Mirando no desfecho do governo de Donald Trump, nos Estados Unidos, o pesquisador projeta: “A minha expectativa é de que o governo Bolsonaro seja atropelado pela realidade, pelos fatos concretos. A pandemia acelerou a desintegração do inevitável, do governo que não há, que é o governo Bolsonaro, porque há bolsonarismo demais.” A seguir, uma entrevista com o ensaísta.

Em seu livro, o senhor sustenta que, embora a guerra cultural seja o eixo do governo Bolsonaro e precisamente aquilo que explica o êxito do bolsonarismo, é também a razão do colapso administrativo do governo federal. Como se explica o paradoxo?
A guerra cultural é precisamente a divisão do mundo entre, por um lado, os “meus” – os que me são próximos – a quem eu defendo porque acredito que possuo a essência, a verdade absoluta do mundo; e, por outro lado, estão todas as pessoas que percebo não como adversárias que pensam legitimamente de forma diferente da minha, mas que são inimigas que encarnam o mal. Infelizmente, a minha hipótese foi perfeitamente confirmada na atual tragédia em que vivemos.

Estamos falando hoje em um dia (30 de março) em que o Brasil bateu um recorde absoluto em toda a sua história de número de mortes em 24 horas. Foram 3.780 notificações, e talvez o número seja ainda maior. Se tivéssemos tido um planejamento sensato para a compra de vacinas, esse número seria muito inferior. Mas o que faz o presidente Bolsonaro? Ele troca o ministro da Defesa, convoca um jejum para a população cristã e a base bolsonarista utiliza uma tragédia – a morte de um PM na Bahia – para tentar incitar as polícias militares de todo o país contra governadores que praticam medidas para conter a disseminação do vírus.

Portanto, a guerra cultural bolsonarista tem um caráter fundamentalista.
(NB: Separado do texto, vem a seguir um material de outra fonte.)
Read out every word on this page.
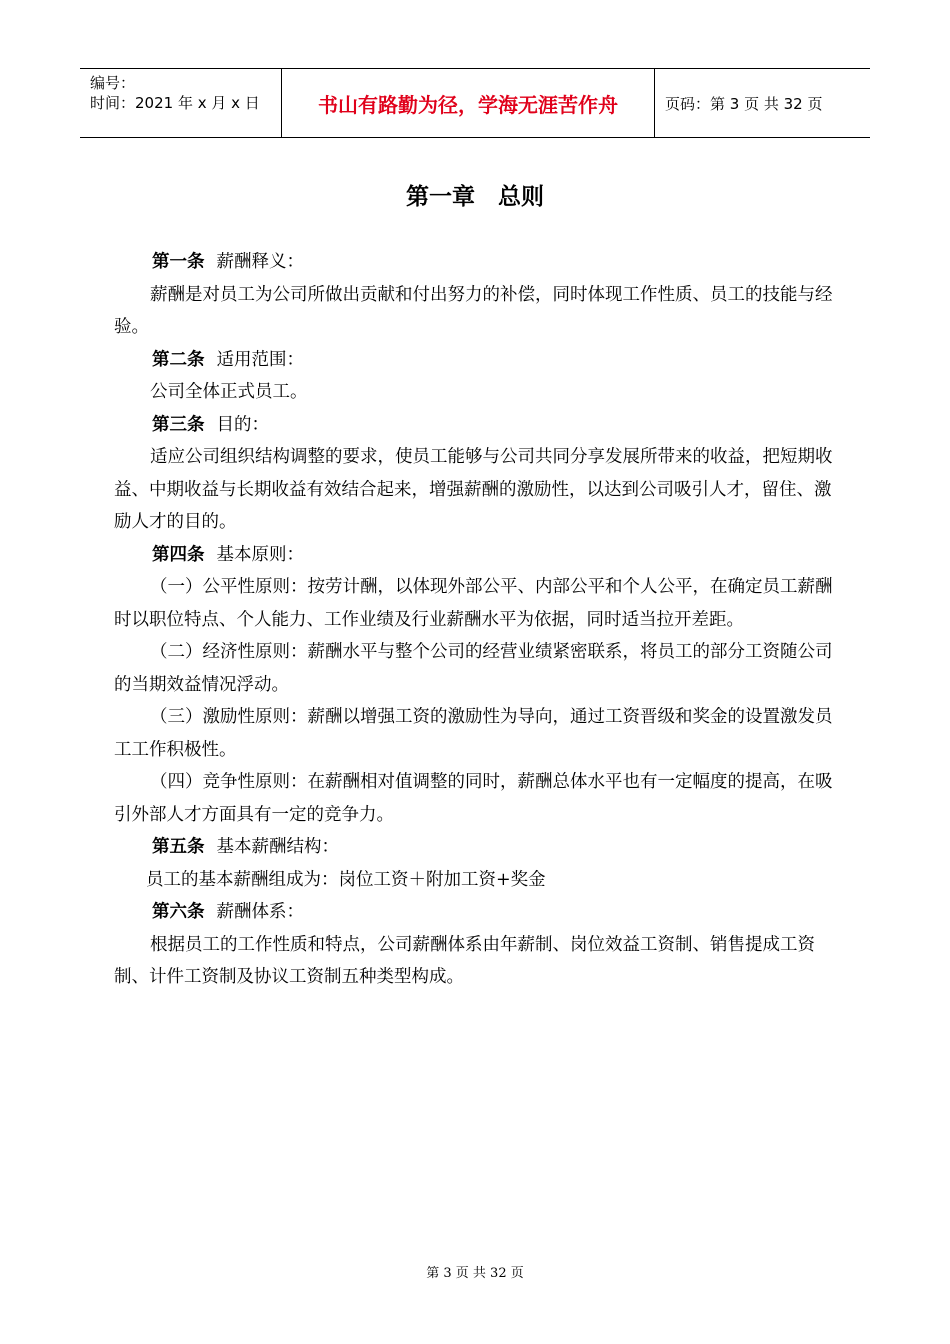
编号：
时间：2021 年 x 月 x 日	书山有路勤为径，学海无涯苦作舟	页码：第 3 页 共 32 页
第一章　总则

第一条 薪酬释义：

薪酬是对员工为公司所做出贡献和付出努力的补偿，同时体现工作性质、员工的技能与经验。

第二条 适用范围：

公司全体正式员工。

第三条 目的：

适应公司组织结构调整的要求，使员工能够与公司共同分享发展所带来的收益，把短期收益、中期收益与长期收益有效结合起来，增强薪酬的激励性，以达到公司吸引人才，留住、激励人才的目的。

第四条 基本原则：

（一）公平性原则：按劳计酬，以体现外部公平、内部公平和个人公平，在确定员工薪酬时以职位特点、个人能力、工作业绩及行业薪酬水平为依据，同时适当拉开差距。

（二）经济性原则：薪酬水平与整个公司的经营业绩紧密联系，将员工的部分工资随公司的当期效益情况浮动。

（三）激励性原则：薪酬以增强工资的激励性为导向，通过工资晋级和奖金的设置激发员工工作积极性。

（四）竞争性原则：在薪酬相对值调整的同时，薪酬总体水平也有一定幅度的提高，在吸引外部人才方面具有一定的竞争力。

第五条 基本薪酬结构：

员工的基本薪酬组成为：岗位工资＋附加工资+奖金

第六条 薪酬体系：

根据员工的工作性质和特点，公司薪酬体系由年薪制、岗位效益工资制、销售提成工资制、计件工资制及协议工资制五种类型构成。

第 3 页 共 32 页
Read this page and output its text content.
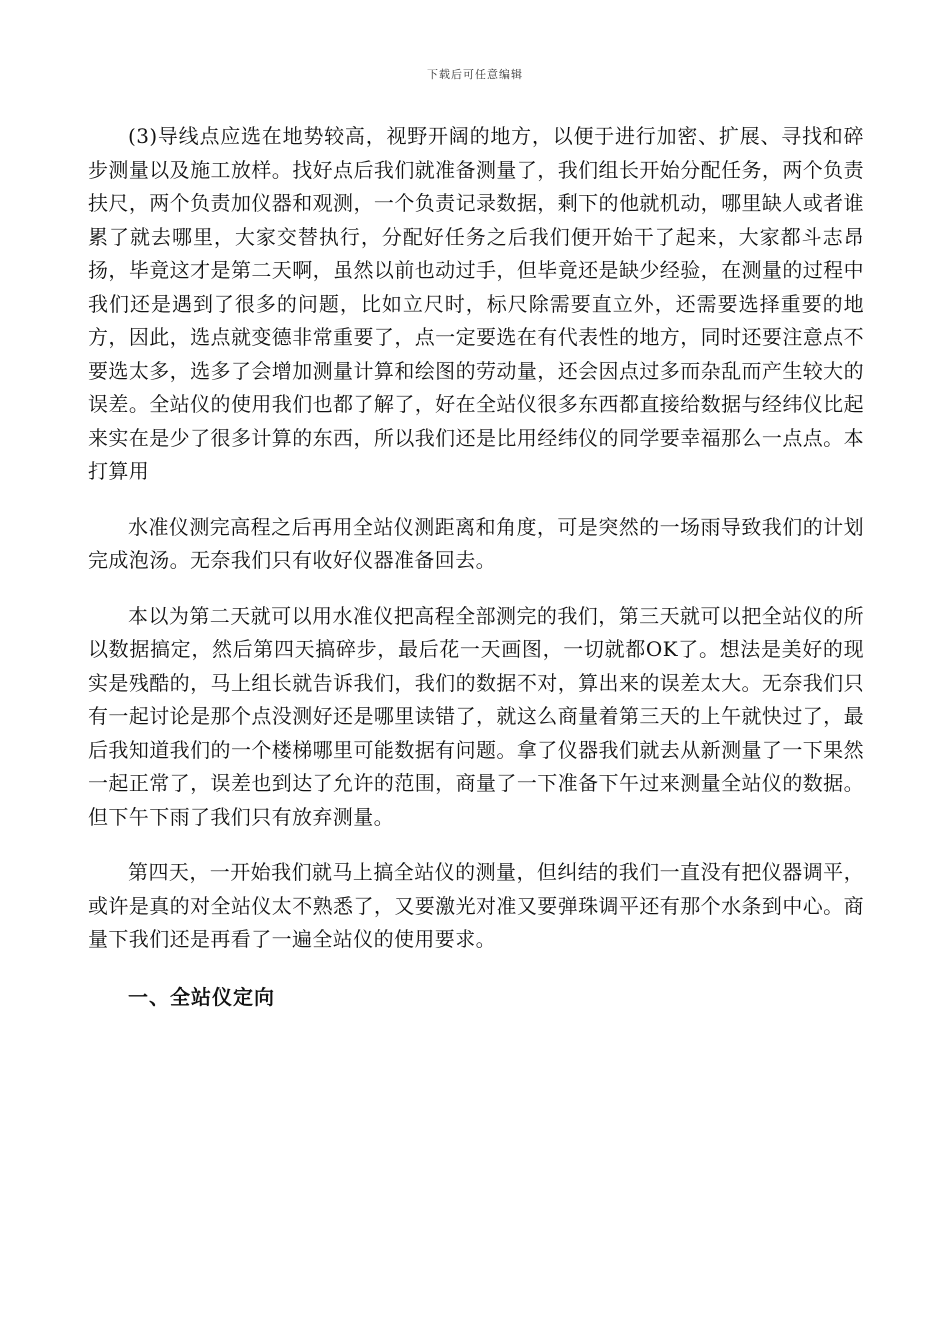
下载后可任意编辑

(3)导线点应选在地势较高，视野开阔的地方，以便于进行加密、扩展、寻找和碎步测量以及施工放样。找好点后我们就准备测量了，我们组长开始分配任务，两个负责扶尺，两个负责加仪器和观测，一个负责记录数据，剩下的他就机动，哪里缺人或者谁累了就去哪里，大家交替执行，分配好任务之后我们便开始干了起来，大家都斗志昂扬，毕竟这才是第二天啊，虽然以前也动过手，但毕竟还是缺少经验，在测量的过程中我们还是遇到了很多的问题，比如立尺时，标尺除需要直立外，还需要选择重要的地方，因此，选点就变德非常重要了，点一定要选在有代表性的地方，同时还要注意点不要选太多，选多了会增加测量计算和绘图的劳动量，还会因点过多而杂乱而产生较大的误差。全站仪的使用我们也都了解了，好在全站仪很多东西都直接给数据与经纬仪比起来实在是少了很多计算的东西，所以我们还是比用经纬仪的同学要幸福那么一点点。本打算用

水准仪测完高程之后再用全站仪测距离和角度，可是突然的一场雨导致我们的计划完成泡汤。无奈我们只有收好仪器准备回去。

本以为第二天就可以用水准仪把高程全部测完的我们，第三天就可以把全站仪的所以数据搞定，然后第四天搞碎步，最后花一天画图，一切就都OK了。想法是美好的现实是残酷的，马上组长就告诉我们，我们的数据不对，算出来的误差太大。无奈我们只有一起讨论是那个点没测好还是哪里读错了，就这么商量着第三天的上午就快过了，最后我知道我们的一个楼梯哪里可能数据有问题。拿了仪器我们就去从新测量了一下果然一起正常了，误差也到达了允许的范围，商量了一下准备下午过来测量全站仪的数据。但下午下雨了我们只有放弃测量。

第四天，一开始我们就马上搞全站仪的测量，但纠结的我们一直没有把仪器调平，或许是真的对全站仪太不熟悉了，又要激光对准又要弹珠调平还有那个水条到中心。商量下我们还是再看了一遍全站仪的使用要求。

一、全站仪定向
E, no momento em que a pandemia está fora de controle, não dispomos de vacina, convocar um jejum e a necessidade de encontrar inimigos o tempo todo, agora são governadores e prefeitos, mas já foi o STF, já foi o Congresso, entre outros. É mais uma demonstração concreta da guerra cultural.

Como essa fábrica de inimigos se relaciona com a fábrica de fatos alternativos, uma percepção distorcida da realidade?
O governo Bolsonaro é uma fábrica de invenção de inimigos em série. Só é possível fazê-lo desconsiderando dados objetivos da realidade. Porque na realidade da administração de um país não há inimigos. O que há são problemas concretos para serem resolvidos. Para o bolsonarismo, é impossível a simples noção de um problema concreto, porque qualquer aspecto da realidade é encoberto pela guerra cultural. Agora no Orçamento da União de 2021, o governo cortou 90% da destinação ao IBGE para a realização do censo.

Portanto, é mais uma vez uma demonstração eloquente do que digo. É que, para o bolsonarismo, o censo é perda de tempo. Como não vai mesmo considerar dados objetivos, para que gastar dinheiro com o censo? Agora, se não gasta dinheiro com o censo, como pode ter uma política pública razoável se não se dispõe dos dados concretos sobre os problemas que deve enfrentar? Isso cria um problema sério, que estamos vivendo agora, que é o colapso completo da gestão pública, é uma crise sanitária e humanitária sem proporções, é a maior tragédia da história brasileira que poderia ter sido evitada se tivéssemos um governo, mas precisamente não temos um governo, porque temos bolsonarismo demais. Isso tem uma consequência terrível, que enfrentamos agora: estamos neste momento, como diria um autor mineiro (Guimarães Rosa), com “o diabo na rua, no meio do redemoinho”.

Qual é o desfecho mais provável para um governo com as características que o Sr. descreve, ou seja, que não considera dados objetivos da realidade para a gestão, de modo que consegue existir enquanto governo?
Uma vez que não há possibilidade de existir como governo – porque não há política pública, pois, em lugar de considerar dados objetivos, busca inimigos e se aferra à guerra cultural –, a única forma de manter o poder é o golpe. Não há outra forma possível, porque o golpe é o objetivo verdadeiro da guerra cultural. O golpe é o instante em que o inimigo não é mais apenas hostilizado do ponto de vista simbólico, não se trata apenas de lançar mão de uma linguagem, da retórica, a retórica do ódio propagada por Olavo de Carvalho.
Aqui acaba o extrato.